# Wikipedia offline?



## Heiko (24 März 2010)

Ich kriege hier mit allen Wikipedia-Seiten keine Namensauflösung mehr hin:


> hogfather:~# host de.wikipedia.org
> de.wikipedia.org        CNAME   rr.wikimedia.org
> rr.wikimedia.org does not exist (Authoritative answer)
> hogfather:~# host www.wikipedia.org
> ...



Wie sieht das bei Euch aus?


----------



## webwatcher (24 März 2010)

*AW: Wikipedia offline?*

Dito 


> Seiten-Ladefehler
> Die Verbindung zum Server wurde zurückgesetzt, während die Seite geladen wurde.



auch *.org ist weg


> Die von Ihnen eingegebene Internetadresse
> en.wikipedia.org konnte nicht gefunden werden


----------



## webwatcher (24 März 2010)

*AW: Wikipedia offline?*

geht wieder


----------



## webwatcher (24 März 2010)

*AW: Wikipedia offline?*

Es klemmt wohl immer noch ab und zu 

http://www.antispam-ev.de/forum/showthread.php?p=263762#post263762


----------



## Heiko (24 März 2010)

*AW: Wikipedia offline?*

Technisch gesehen waren jedenfalls die Zonen-DNS vermurkst.


----------



## Heiko (24 März 2010)

*AW: Wikipedia offline?*

Ah: Global Outage (cooling failure and DNS)  Wikimedia Technical Blog


----------



## webwatcher (25 März 2010)

*AW: Wikipedia offline?*

http://www.spiegel.de/netzwelt/web/0,1518,685652,00.html
noch ein Ausfall:


> Der Online-Videodienst YouTube war Donnerstagmorgen offline - zumindest teilweise.
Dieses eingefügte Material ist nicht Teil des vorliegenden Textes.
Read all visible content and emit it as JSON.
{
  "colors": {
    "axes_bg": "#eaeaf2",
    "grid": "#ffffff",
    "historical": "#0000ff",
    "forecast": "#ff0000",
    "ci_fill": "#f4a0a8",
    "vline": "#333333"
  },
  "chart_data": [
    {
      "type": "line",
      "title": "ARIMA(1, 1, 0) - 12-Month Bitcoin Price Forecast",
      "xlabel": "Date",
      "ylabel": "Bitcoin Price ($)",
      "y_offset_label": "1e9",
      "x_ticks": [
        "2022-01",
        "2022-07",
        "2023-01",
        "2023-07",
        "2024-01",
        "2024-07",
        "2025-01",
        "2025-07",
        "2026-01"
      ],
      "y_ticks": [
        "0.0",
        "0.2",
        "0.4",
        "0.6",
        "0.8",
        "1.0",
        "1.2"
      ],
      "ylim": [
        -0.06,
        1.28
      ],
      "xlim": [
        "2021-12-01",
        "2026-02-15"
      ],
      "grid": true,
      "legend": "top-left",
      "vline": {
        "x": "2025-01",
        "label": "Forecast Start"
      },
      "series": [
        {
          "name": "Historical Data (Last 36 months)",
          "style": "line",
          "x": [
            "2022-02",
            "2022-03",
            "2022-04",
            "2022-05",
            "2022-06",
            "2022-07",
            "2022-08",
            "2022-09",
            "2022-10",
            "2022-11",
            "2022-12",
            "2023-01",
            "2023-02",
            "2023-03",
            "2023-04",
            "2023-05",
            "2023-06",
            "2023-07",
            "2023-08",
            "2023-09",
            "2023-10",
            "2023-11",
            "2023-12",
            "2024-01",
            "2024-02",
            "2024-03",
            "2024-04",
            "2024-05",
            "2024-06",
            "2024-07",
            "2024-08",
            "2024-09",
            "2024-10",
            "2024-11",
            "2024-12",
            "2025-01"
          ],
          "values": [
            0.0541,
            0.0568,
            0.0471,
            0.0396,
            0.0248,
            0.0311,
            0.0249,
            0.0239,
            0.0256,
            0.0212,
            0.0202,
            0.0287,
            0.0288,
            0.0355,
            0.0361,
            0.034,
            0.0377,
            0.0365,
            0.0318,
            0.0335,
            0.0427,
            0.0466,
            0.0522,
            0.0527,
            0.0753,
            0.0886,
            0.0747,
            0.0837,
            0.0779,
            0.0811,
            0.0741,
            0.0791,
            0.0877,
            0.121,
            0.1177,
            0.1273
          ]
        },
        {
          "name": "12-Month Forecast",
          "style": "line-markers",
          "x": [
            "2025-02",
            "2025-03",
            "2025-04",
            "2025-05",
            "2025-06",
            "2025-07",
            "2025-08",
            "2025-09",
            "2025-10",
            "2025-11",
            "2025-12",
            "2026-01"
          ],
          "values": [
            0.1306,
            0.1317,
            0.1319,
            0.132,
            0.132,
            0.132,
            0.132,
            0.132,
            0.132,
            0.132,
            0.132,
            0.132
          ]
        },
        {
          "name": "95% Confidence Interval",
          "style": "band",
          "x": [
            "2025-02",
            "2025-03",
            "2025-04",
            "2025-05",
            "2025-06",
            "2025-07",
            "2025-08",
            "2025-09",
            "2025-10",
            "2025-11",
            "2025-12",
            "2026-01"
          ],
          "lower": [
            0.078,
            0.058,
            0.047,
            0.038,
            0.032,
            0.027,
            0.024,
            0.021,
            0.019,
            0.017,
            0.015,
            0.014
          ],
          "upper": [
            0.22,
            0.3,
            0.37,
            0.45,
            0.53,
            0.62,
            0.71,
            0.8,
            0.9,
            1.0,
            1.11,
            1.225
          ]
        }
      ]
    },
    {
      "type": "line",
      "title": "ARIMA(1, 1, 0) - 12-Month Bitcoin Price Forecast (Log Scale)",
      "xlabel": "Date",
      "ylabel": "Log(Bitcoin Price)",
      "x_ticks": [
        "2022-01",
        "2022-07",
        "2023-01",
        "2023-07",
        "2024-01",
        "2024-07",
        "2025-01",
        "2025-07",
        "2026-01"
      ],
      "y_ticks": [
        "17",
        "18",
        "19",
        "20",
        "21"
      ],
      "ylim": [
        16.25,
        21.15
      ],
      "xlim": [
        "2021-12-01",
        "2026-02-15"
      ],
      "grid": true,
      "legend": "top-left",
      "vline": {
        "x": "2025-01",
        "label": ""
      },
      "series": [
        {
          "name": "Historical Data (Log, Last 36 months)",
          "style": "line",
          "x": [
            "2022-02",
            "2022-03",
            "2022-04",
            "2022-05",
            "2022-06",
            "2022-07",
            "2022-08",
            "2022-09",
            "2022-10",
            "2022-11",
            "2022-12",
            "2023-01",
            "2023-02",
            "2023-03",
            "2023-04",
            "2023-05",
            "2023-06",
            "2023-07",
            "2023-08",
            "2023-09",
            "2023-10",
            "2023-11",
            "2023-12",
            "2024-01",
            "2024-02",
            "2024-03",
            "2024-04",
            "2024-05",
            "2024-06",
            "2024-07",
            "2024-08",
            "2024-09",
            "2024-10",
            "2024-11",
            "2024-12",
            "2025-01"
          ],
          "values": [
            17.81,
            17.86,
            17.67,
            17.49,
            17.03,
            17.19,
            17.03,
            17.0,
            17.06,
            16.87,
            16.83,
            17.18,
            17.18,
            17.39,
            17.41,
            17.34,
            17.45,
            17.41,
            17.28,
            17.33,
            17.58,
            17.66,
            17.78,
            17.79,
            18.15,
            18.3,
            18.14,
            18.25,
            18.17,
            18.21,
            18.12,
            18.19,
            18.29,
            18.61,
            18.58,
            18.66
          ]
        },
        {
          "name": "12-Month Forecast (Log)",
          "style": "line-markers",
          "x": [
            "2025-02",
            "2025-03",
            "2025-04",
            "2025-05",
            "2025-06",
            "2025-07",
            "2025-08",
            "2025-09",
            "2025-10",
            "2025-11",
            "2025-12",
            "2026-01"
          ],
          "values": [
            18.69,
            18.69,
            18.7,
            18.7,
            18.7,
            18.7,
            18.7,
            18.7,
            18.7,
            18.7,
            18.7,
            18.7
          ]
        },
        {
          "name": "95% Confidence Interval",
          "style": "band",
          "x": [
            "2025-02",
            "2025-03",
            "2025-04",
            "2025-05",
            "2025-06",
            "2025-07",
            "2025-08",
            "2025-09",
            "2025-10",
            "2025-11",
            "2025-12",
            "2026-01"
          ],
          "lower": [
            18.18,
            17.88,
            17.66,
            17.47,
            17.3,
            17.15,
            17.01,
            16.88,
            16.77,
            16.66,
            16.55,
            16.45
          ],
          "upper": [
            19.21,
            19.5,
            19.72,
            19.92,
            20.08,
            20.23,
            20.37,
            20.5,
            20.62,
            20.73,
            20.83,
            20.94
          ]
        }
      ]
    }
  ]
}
Betreiber Google rätselt nun ebenso über die Ursache wie weltweit die Nutzer: War ein defekter Server schuld, chinesische Hacker - oder womöglich Lady Gaga? Mittlerweile jedenfalls funktioniert der Dienst wieder.


----------



## Heiko (26 März 2010)

*AW: Wikipedia offline?*

Das war vermutlich Harakiri wegen der ganzen Lady-Gaga-Videos...


----------



## katzenjens (26 März 2010)

*AW: Wikipedia offline?*

Die haben das System zum Absturz gebracht weil alle nach den Katzenjensvideos gesucht haben . :auslach:


----------



## Heiko (26 März 2010)

*AW: Wikipedia offline?*

Ah, jetzt...


----------